I’ll give you a hint. That doesn’t work. At all.

So I ended up chasing the bat around the house swinging a broom wildly while screaming at the top of my lungs. At one point I swung and missed and broke the broom but I forget when that was. All I know is that the broom’s broken now. Anyway, the bat decided to hide after that. End round one.

So later that night around 3am I was just about to go to bed when I saw the bat flying around again. I grabbed a net this time and chased it around the house but it evaded me yet again and hid. End round two.

Finally, the next day I found the bat sleeping in our door frame.
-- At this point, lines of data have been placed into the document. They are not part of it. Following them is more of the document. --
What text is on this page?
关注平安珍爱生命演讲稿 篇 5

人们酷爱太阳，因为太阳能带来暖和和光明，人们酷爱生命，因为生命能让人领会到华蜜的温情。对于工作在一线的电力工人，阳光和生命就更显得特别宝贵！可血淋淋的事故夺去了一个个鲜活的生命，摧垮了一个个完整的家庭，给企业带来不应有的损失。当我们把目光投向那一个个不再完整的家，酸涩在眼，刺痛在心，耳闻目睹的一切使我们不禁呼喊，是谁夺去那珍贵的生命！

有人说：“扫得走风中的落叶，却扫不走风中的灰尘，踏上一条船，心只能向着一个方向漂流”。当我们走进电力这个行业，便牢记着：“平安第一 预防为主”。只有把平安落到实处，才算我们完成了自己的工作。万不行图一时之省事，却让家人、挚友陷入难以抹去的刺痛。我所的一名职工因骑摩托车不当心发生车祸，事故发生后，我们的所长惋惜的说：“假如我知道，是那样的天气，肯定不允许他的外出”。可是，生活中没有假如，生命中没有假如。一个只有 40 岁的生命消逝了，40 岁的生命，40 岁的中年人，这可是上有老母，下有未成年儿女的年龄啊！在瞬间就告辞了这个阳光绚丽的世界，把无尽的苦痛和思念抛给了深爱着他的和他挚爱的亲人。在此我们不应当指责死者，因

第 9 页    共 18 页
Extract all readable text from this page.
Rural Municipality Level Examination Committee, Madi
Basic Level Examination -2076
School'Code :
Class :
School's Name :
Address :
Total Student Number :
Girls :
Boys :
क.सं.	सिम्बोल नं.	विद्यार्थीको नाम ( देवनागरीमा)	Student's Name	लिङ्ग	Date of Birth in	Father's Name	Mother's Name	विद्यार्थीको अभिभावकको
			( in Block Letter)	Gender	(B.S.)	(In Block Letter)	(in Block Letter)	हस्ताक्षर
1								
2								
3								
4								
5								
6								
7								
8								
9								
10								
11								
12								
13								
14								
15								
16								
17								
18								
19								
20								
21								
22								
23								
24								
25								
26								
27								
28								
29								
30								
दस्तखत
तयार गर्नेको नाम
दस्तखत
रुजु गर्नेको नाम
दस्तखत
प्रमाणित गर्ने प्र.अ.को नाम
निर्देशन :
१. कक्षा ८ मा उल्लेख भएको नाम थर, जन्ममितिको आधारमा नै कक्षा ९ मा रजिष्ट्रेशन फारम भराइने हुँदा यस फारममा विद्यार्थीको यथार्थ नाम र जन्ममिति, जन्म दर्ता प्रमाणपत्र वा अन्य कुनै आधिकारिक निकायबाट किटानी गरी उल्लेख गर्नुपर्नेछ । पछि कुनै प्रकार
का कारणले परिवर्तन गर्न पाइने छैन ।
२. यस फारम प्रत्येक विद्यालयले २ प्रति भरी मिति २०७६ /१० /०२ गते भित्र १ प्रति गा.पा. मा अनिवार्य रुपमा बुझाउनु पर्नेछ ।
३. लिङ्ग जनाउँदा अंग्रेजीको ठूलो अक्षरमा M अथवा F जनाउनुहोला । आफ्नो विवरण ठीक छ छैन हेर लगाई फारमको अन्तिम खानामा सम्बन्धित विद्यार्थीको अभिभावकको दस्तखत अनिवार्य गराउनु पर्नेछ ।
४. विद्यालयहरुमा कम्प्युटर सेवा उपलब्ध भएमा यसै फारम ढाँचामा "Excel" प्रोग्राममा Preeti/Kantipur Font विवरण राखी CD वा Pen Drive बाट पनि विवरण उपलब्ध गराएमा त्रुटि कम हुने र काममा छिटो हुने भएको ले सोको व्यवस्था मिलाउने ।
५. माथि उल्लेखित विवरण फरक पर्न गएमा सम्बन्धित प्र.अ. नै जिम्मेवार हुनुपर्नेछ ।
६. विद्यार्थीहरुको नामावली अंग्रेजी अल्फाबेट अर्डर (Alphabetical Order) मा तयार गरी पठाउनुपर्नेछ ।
I decided to take this opportunity to finally end the war. I picked up a long stick and poked at it. The thing was completely worn out from the last two rounds of battle and feebly screeched at me and urinated in my general direction, but eventually got pissed off and flew away to the great outdoors. End round three. I am the champion!

I love making things so much bigger sounding than they really are. But honestly, this was a lot more entertaining to write than "I kicked a bat out of my house."

That’s all for now. Until next time, be excellent to each other.

-Kevin

A Break Today

Tuesday, August 12, 2003

All I'd really like to say is that I don't know exactly how Kevin managed to do a flying tackle in the van in the previous comic. Let's just say that the laws of physics have been somewhat suspended so that Kevin doesn't have an aneurism trying to draw the comic.

I'd also like to say that if the interior of this McDonalds seems particularly ugly. I appologize, I had no idea how else to color it.